CPUs Time, sec Speedup to 1 CPU
1 823.646 1
2 413.832 1.990291
3 274.548 3.000007
4 205.961 3.999039
5 164.997 4.991885
6 137.455 5.992114
7 118.079 6.975381
8 103.015 7.995399
9 92.01 8.951701
10 82.853 9.941052
11 75.334 10.93326
12 69.23 11.89724
13 63.848 12.90011
14 59.388 13.8689
15 55.433 14.85841
16 52.158 15.79136
17 49.054 16.7906
18 46.331 17.77743
19 43.985 18.72561
20 41.795 19.70681
21 39.763 20.71388
22 38.031 21.65723
23 36.347 22.66063
24 34.917 23.58868
25 33.626 24.49432
26 32.42 25.40549
27 31.21 26.39045
28 30.135 27.33187
29 29.947 27.50346
30 29.709 27.72379
31 29.283 28.1271
32 28.979 28.42217
33 28.807 28.59187
34 28.477 28.9232
35 28.146 29.26334
36 27.921 29.49916
37 27.613 29.8282
38 27.366 30.09742
39 27.06 30.43777
40 26.817 30.71358
41 26.644 30.913
42 26.394 31.2058
43 26.215 31.41888
44 25.994 31.686
45 25.762 31.97135
46 25.554 32.23159
47 25.243 32.62869
48 25.102 32.81197
49 24.946 33.01716
50 24.668 33.38925
51 24.537 33.56751
52 24.278 33.92561
53 24.035 34.26861
54 23.839 34.55036
55 23.734 34.70321
56 23.587 34.91949

 

It’s much more interesting to chart these results:

From the chart, we can see that the query scales linearly up to 28 cores. After that, it continues to scale up to 56 threads (but with a lesser slope). I think this is related to the CPU architecture (remember we have 28 physical cores and 56 CPU “threads”). Let’s look at the results again. With one available CPU, the query took 823.6 sec to execute. With all available CPUs, it took 23.6 sec. So the total speedup is 34.9 times.

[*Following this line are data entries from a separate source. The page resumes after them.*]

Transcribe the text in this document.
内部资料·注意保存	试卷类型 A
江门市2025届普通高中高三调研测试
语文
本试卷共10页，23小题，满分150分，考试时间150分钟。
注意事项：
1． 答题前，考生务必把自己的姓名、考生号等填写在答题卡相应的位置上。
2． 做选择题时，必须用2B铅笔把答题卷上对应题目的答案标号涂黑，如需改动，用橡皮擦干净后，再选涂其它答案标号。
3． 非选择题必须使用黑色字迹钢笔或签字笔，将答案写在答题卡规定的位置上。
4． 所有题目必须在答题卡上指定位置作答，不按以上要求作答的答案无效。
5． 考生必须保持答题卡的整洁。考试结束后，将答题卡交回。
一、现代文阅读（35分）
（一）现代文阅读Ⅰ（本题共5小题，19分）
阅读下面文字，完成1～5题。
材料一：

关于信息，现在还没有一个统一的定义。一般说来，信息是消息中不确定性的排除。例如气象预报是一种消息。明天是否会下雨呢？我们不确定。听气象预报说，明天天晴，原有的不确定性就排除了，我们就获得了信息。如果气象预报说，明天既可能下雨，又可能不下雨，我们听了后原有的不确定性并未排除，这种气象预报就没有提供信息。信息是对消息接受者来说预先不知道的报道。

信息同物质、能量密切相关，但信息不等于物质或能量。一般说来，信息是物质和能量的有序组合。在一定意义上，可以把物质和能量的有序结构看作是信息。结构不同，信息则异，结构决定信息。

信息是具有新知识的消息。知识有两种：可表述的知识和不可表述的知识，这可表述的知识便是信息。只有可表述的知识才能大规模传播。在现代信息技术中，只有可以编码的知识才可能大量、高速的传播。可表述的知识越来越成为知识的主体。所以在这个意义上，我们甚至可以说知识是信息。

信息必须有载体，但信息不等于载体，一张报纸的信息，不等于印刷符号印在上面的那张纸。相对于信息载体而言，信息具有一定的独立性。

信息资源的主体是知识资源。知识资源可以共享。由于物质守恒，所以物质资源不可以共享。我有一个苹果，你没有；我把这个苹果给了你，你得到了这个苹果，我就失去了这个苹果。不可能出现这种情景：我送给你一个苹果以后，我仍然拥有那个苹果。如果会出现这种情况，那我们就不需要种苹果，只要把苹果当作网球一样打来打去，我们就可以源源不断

But let’s consider a query that allows a lesser degree of parallelism. For example, this one:

select access_date c2, count(distinct request_uri) cnt from apachelog group by c2 order by c2 limit 300

This query uses aggregation that counts unique URIs, which I am sure limits the counting process to a single shared structure. So some part of the execution is limited to a single process. I won’t show the full results for all 1 to 56 CPUs, but for one CPU the execution time is 177.715 sec, and for 56 CPUs the execution time is 11.564 sec. The total speedup is 15.4 times.

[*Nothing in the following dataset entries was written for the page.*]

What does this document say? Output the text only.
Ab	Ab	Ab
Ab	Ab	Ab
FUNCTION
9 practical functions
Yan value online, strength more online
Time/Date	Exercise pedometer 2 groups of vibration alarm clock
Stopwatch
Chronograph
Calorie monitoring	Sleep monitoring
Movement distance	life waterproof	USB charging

The speedup chart looks like this:

As we suspected, this query allows less parallelism. What about even heavier queries? Let’s consider this one:

SELECT y, request_uri, cnt FROM (SELECT access_date y, request_uri, count(*) AS cnt FROM apachelog GROUP BY y, request_uri ORDER BY y ASC ) ORDER BY y,cnt DESC LIMIT 1 BY y

In that query, we build a derived table (to resolve the subquery) and I expect it will limit the parallelism even further. And it does: with one CPU the query takes 183.063 sec to execute. With 56 CPUs it takes 28.572 sec. So the speedup is only 6.4 times.

The chart is:

Conclusions

ClickHouse can capably utilize multiple CPU cores available on the server, and query execution is not limited by a single CPU (like in MySQL). The degree of parallelism is defined by the complexity of the query, and in the best case scenario, we see linear scalability with the number of CPU cores. For the scaling on multiple servers you can see my previous post:

https://altinity.com/blog/2017/6/16/clickhouse-in-a-general-analytical-workload-based-on-star-schema-benchmark

However, if query execution is serial, it limits the speedup (as described in Amdahl’s Law).

One example is a 1.5 billion record Apache log, and we can see that ClickHouse can execute complex analytical queries within tens of seconds.